Finalmente, o relatório também demonstra aumento da representatividade de materiais e medicamentos, incluindo OPME, em 280 bps, enquanto honorários médicos aumentaram em 130 bps. Com um grande foco recente na redução do custo de pessoal, impulsionado por movimentações regulatórias, a representatividade dessas linhas aumentou, mas a despesa como um todo por paciente caiu para R$ 5.500, uma redução de R$ 600. De qualquer forma, esses custos podem ser otimizados com trabalhos de gestão eficiente, alinhamento de interesses e modelos de remuneração em busca de otimizar as operações.
Em resumo, apesar dos desafios enfrentados, os hospitais privados têm demonstrado resiliência e capacidade de adaptação, uma vez que a receita por paciente dia chegou a R$ 6.500 no último ano, aumento de apenas R$ 100 e próximo aos patamares de 2020 (de R$ 6.600), mas indicando melhoria na margem por paciente dia.

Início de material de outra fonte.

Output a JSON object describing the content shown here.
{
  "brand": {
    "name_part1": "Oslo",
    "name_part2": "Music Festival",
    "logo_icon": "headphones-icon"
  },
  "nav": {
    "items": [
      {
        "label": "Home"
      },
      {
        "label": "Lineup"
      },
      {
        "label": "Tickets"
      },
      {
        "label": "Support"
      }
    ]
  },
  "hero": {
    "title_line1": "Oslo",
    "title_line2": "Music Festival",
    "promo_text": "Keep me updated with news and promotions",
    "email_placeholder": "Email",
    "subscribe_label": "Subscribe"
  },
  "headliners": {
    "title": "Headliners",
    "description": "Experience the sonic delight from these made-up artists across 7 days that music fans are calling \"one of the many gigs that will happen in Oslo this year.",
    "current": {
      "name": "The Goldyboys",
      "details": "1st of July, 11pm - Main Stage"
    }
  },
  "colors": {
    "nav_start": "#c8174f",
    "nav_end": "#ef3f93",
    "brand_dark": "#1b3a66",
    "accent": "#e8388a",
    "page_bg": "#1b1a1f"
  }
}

Saúde suplementar: um panorama adicional de 2023
O relatório apresenta um resumo dos principais indicadores relacionados às operadoras de planos de saúde, evidenciando as persistentes pressões e desafios financeiros enfrentados pelo setor. Destaca-se que o reajuste dos planos empresariais alcançou o mais alto nível da série indicada, atingindo 18,3%, impulsionado principalmente por contratos de pequeno porte.
O resultado líquido retornou a ter um saldo positivo, atingindo 1,1%, porém permanece como o mais baixo da série indicada (2014-2023), com exceção do ano anterior. É relevante destacar que 31% das operadoras ainda registraram resultados negativos. Quanto ao VCMH (Variação do Custo Médico Hospitalar), apesar de ainda acima do IPCA, apresentou sua menor taxa desde 2014, 8,78%, (desconsiderando 2020, por conta da pandemia), segundo estudo divulgado pelo balanço.
O número total de beneficiários finalmente ultrapassou o pico de 2014, alcançando um total de 51.200. Esse resultado foi impulsionado no último ano por planos com algum mecanismo de regulação de utilização, à medida que planos sem esses mecanismos reduziram sua participação de 40,6% para 39,9% do total.
Essa tendência representa um movimento significativo no setor e é provável que tenha um impacto direto nos prestadores de serviços. Observamos que 64% dos planos ativos agora incluem coparticipação, em comparação com 60% do total de planos. Prevemos que essa tendência continuará nos próximos períodos com a busca dos clientes por equilíbrio financeiro com planos mais acessíveis, diante do alto nível de reajustes aplicados.
Perspectivas para os próximos meses
Pelo cenário apresentado, é possível antever algumas perspectivas importantes para os próximos meses. Com base nesses indicadores e tendências, é fundamental que os hospitais privados persistam na busca por soluções para mitigar a pressão exercida pelas operadoras em suas finanças, otimizando seu ciclo de receita, mantendo um enfoque contínuo na eficiência operacional e na melhoria da experiência do paciente.
Nesse contexto, é esperado um contínuo esforço na redução de custos, principalmente por meio da otimização e automação de processos. Além disso, uma gestão mais eficaz de materiais e medicamentos, bem como dos ativos médicos, deve ganhar ainda mais destaque nas discussões sobre eficiência. É fundamental encontrar um equilíbrio entre essas iniciativas e a qualidade e o nível de serviço prestado, pois isso será primordial para diferenciar os prestadores de serviços de saúde.
Por fim, é relevante ressaltar que estaremos atentos à divulgação do Observatório Anahp 2024 completo em maio. Este relatório oferecerá dados mais abrangentes e atualizados sobre o cenário da saúde no Brasil, o que será fundamental para embasar decisões estratégicas e identificar oportunidades de otimização no setor de saúde.
*Caio Moreira é diretor de Healthcare da A&M (Alvarez & Marsal).